• | 11:00 am

Integrating sustainability into cultural development could slash carbon footprint by 1.3 million tons in GCC

GCC's green cultural assets could draw an extra 8 million tourists to the region by 2030

Integrating sustainability into cultural development could slash carbon footprint by 1.3 million tons in GCC
[Source photo: Anvita Gupta/Fast Company Middle East]

The growing cultural scene, concerts, movies, theaters, and museums in the GCC countries offer an opportunity to bring together culture and sustainability. These assets play an important role in preserving the region’s heritage and identity and in attracting millions of tourists each year. 

The scale of change could attract foreign direct investment (FDI) into the region as an arts and culture destination for citizens, residents, and visitors. 

According to a new report, GCC cultural leaders can set a global example by integrating leading practices and the most exacting sustainability standards into their cultural infrastructure and events.

Investing in sustainable cultural assets is a win-win for the GCC, according to a new report by Strategy& Middle East, a part of the PwC network, where the region could cut carbon emissions by 1.3 million tons, the equivalent of removing 320,000 cars from the roads annually.

This can be done through implementing green methods and technologies in the development of new cultural assets.

The report, titled A Sustainable and Inclusive Cultural Renaissance for the Middle East, noted that Saudi Arabia, which plans to invest $100 billion in cultural projects, could lead this transformative effort.

“Within the context of the region’s ambitious net-zero agendas, GCC cultural leaders have a unique opportunity to put the region in the global vanguard by bringing together culture and sustainability,” said Yahya Anouti, a partner at Strategy& Middle East.
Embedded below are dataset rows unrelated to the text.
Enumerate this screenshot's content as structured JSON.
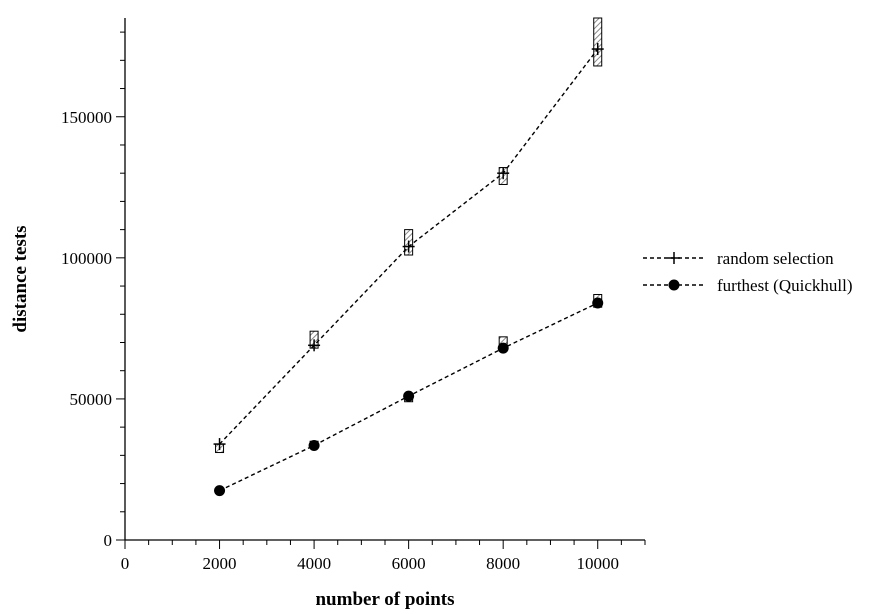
{
  "chart_data": {
    "type": "line",
    "title": "",
    "xlabel": "number of points",
    "ylabel": "distance tests",
    "xlim": [
      0,
      11000
    ],
    "ylim": [
      0,
      185000
    ],
    "x_ticks": [
      0,
      2000,
      4000,
      6000,
      8000,
      10000
    ],
    "x_tick_labels": [
      "0",
      "2000",
      "4000",
      "6000",
      "8000",
      "10000"
    ],
    "y_ticks": [
      0,
      50000,
      100000,
      150000
    ],
    "y_tick_labels": [
      "0",
      "50000",
      "100000",
      "150000"
    ],
    "grid": false,
    "legend_position": "right",
    "series": [
      {
        "name": "random selection",
        "marker": "plus",
        "x": [
          2000,
          4000,
          6000,
          8000,
          10000
        ],
        "y": [
          34000,
          69000,
          104000,
          130000,
          174000
        ],
        "range_low": [
          31000,
          68000,
          101000,
          126000,
          168000
        ],
        "range_high": [
          34000,
          74000,
          110000,
          132000,
          185000
        ]
      },
      {
        "name": "furthest (Quickhull)",
        "marker": "filled-circle",
        "x": [
          2000,
          4000,
          6000,
          8000,
          10000
        ],
        "y": [
          17500,
          33500,
          51000,
          68000,
          84000
        ],
        "range_low": [
          17000,
          33000,
          49000,
          67500,
          82500
        ],
        "range_high": [
          18000,
          35000,
          51500,
          72000,
          87000
        ]
      }
    ]
  }
}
Investing in these sustainable construction methods could also yield substantial savings by 2030. GCC countries could save nearly $14 billion in capital and operating expenses over the lifecycle of their cultural infrastructure.

“A collaborative approach that involves communities in the development of cultural assets could lead to outcomes such as social inclusion, physical regeneration, sustainable development, and job creation,” said Nay Abi Ramia, principal at Strategy& Middle East.  
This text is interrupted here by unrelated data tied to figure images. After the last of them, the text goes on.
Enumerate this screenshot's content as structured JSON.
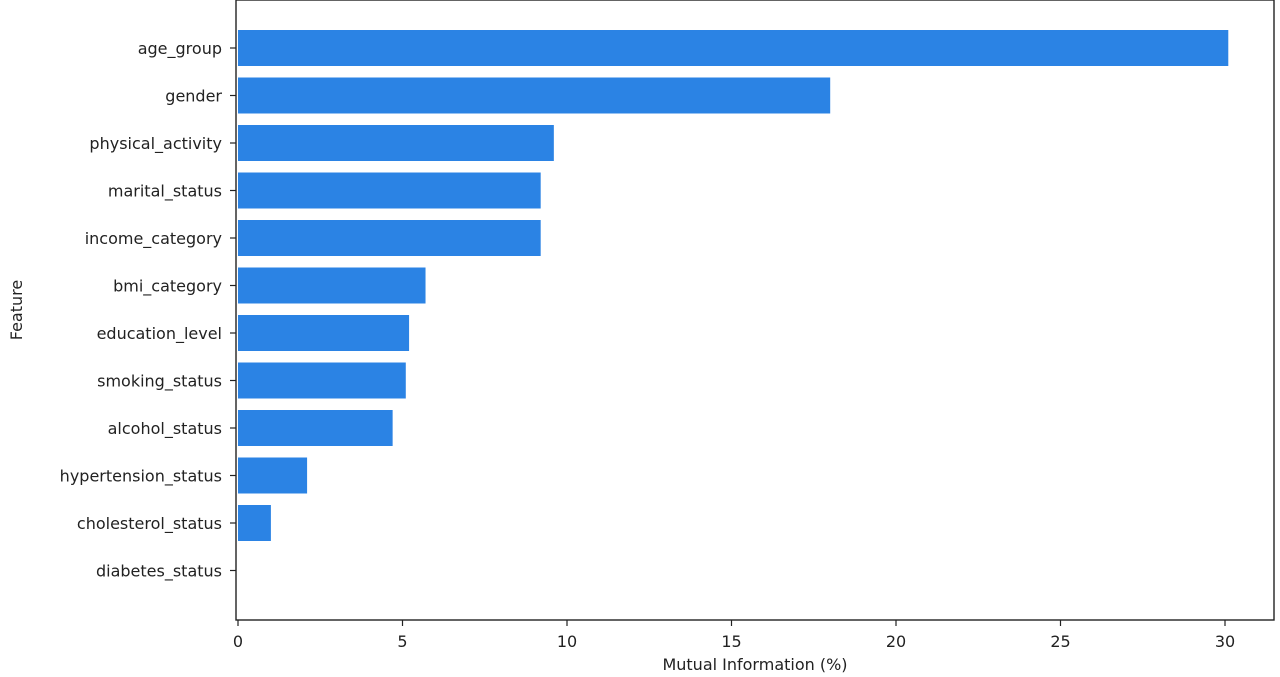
{
  "chart_data": {
    "type": "bar",
    "orientation": "horizontal",
    "title": "",
    "xlabel": "Mutual Information (%)",
    "ylabel": "Feature",
    "xlim": [
      0,
      31.5
    ],
    "xticks": [
      0,
      5,
      10,
      15,
      20,
      25,
      30
    ],
    "grid": false,
    "bar_color": "#2b83e4",
    "categories": [
      "age_group",
      "gender",
      "physical_activity",
      "marital_status",
      "income_category",
      "bmi_category",
      "education_level",
      "smoking_status",
      "alcohol_status",
      "hypertension_status",
      "cholesterol_status",
      "diabetes_status"
    ],
    "values": [
      30.1,
      18.0,
      9.6,
      9.2,
      9.2,
      5.7,
      5.2,
      5.1,
      4.7,
      2.1,
      1.0,
      0.0
    ]
  }
}
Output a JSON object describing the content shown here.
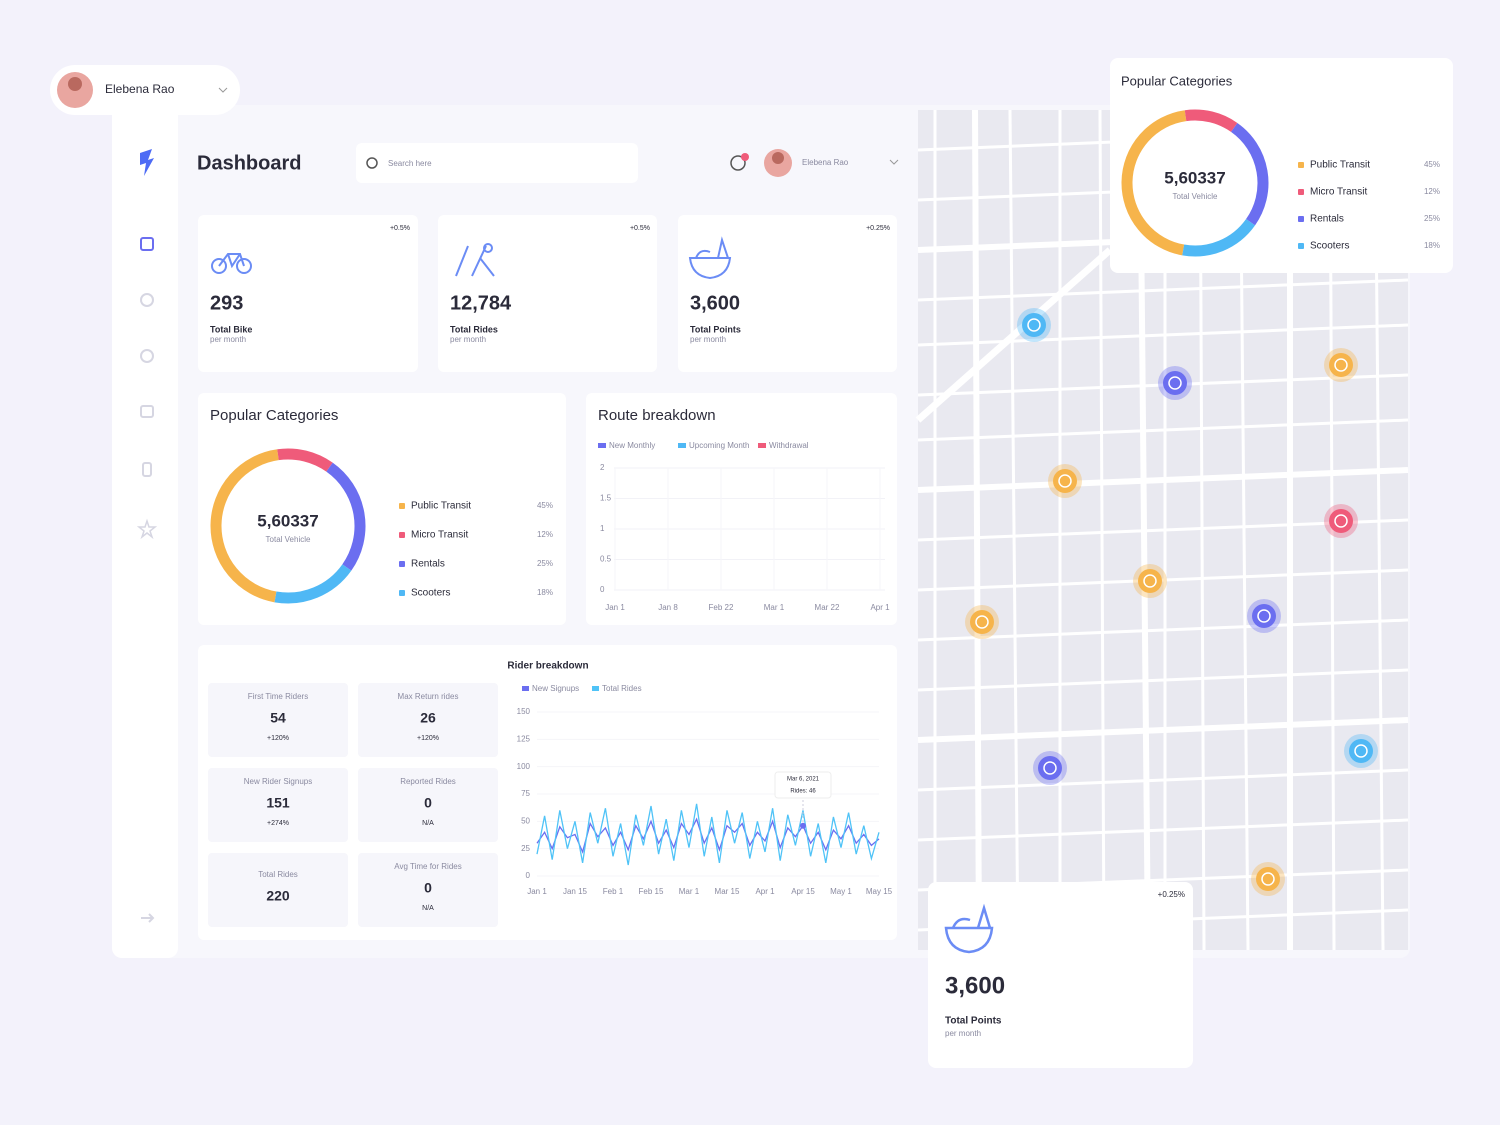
{
  "user_menu": {
    "name": "Elebena Rao"
  },
  "header": {
    "title": "Dashboard",
    "search_placeholder": "Search here",
    "user_name": "Elebena Rao"
  },
  "stats": [
    {
      "value": "293",
      "label": "Total Bike",
      "sub": "per month",
      "badge": "+0.5%"
    },
    {
      "value": "12,784",
      "label": "Total Rides",
      "sub": "per month",
      "badge": "+0.5%"
    },
    {
      "value": "3,600",
      "label": "Total Points",
      "sub": "per month",
      "badge": "+0.25%"
    }
  ],
  "rider_stats": [
    {
      "label": "First Time Riders",
      "value": "54",
      "change": "+120%"
    },
    {
      "label": "Max Return rides",
      "value": "26",
      "change": "+120%"
    },
    {
      "label": "New Rider Signups",
      "value": "151",
      "change": "+274%"
    },
    {
      "label": "Reported Rides",
      "value": "0",
      "change": "N/A"
    },
    {
      "label": "Total Rides",
      "value": "220"
    },
    {
      "label": "Avg Time for Rides",
      "value": "0",
      "change": "N/A"
    }
  ],
  "chart_data": [
    {
      "type": "donut",
      "title": "Popular Categories",
      "total": "5,60337",
      "total_label": "Total Vehicle",
      "categories": [
        "Public Transit",
        "Micro Transit",
        "Rentals",
        "Scooters"
      ],
      "values": [
        45,
        12,
        25,
        18
      ],
      "value_labels": [
        "45%",
        "12%",
        "25%",
        "18%"
      ],
      "colors": [
        "#f6b44b",
        "#ef5b7a",
        "#6b6ef0",
        "#4fb8f5"
      ]
    },
    {
      "type": "line",
      "title": "Route breakdown",
      "categories": [
        "Jan 1",
        "Jan 8",
        "Feb 22",
        "Mar 1",
        "Mar 22",
        "Apr 1"
      ],
      "series": [
        {
          "name": "New Monthly",
          "color": "#6b6ef0"
        },
        {
          "name": "Upcoming Month",
          "color": "#4fb8f5"
        },
        {
          "name": "Withdrawal",
          "color": "#ef5b7a"
        }
      ],
      "ylim": [
        0,
        2
      ],
      "yticks": [
        0,
        0.5,
        1,
        1.5,
        2
      ]
    },
    {
      "type": "line",
      "title": "Rider breakdown",
      "categories": [
        "Jan 1",
        null,
        null,
        null,
        null,
        "Jan 15",
        null,
        null,
        null,
        null,
        "Feb 1",
        null,
        null,
        null,
        null,
        "Feb 15",
        null,
        null,
        null,
        null,
        "Mar 1",
        null,
        null,
        null,
        null,
        "Mar 15",
        null,
        null,
        null,
        null,
        "Apr 1",
        null,
        null,
        null,
        null,
        "Apr 15",
        null,
        null,
        null,
        null,
        "May 1",
        null,
        null,
        null,
        null,
        "May 15"
      ],
      "series": [
        {
          "name": "New Signups",
          "color": "#6b6ef0",
          "values": [
            30,
            40,
            25,
            45,
            35,
            38,
            22,
            48,
            36,
            44,
            28,
            40,
            24,
            46,
            34,
            50,
            30,
            42,
            26,
            48,
            38,
            52,
            30,
            44,
            24,
            46,
            40,
            48,
            28,
            40,
            32,
            50,
            26,
            44,
            36,
            46,
            30,
            40,
            24,
            42,
            34,
            46,
            30,
            38,
            28,
            34
          ]
        },
        {
          "name": "Total Rides",
          "color": "#4fc3f7",
          "values": [
            20,
            55,
            15,
            60,
            25,
            50,
            12,
            58,
            30,
            62,
            18,
            48,
            10,
            56,
            28,
            64,
            20,
            52,
            14,
            60,
            26,
            66,
            18,
            54,
            12,
            60,
            30,
            58,
            16,
            50,
            22,
            62,
            14,
            56,
            28,
            60,
            18,
            48,
            12,
            54,
            26,
            58,
            20,
            46,
            16,
            40
          ]
        }
      ],
      "ylim": [
        0,
        150
      ],
      "yticks": [
        0,
        25,
        50,
        75,
        100,
        125,
        150
      ],
      "annotations": [
        "Mar 6, 2021",
        "Rides: 46"
      ]
    }
  ]
}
In addition to saving money, sustainable cultural assets could help GCC countries reduce their greenhouse gas emissions by over 600,000 metric tons annually. This could be achieved by hosting cultural events and film productions more sustainably.

But the benefits of sustainable cultural development don’t end there. 

The report also found that sustainable cultural assets could attract an extra 8 million tourists to the region by 2030.

The report suggests different ways of integrating sustainability into cultural development, which include incorporating sustainability into design, facilitating investments in cultural ESG projects, using the arts to promote sustainability, preserving cultural heritage, and providing financial support to artists.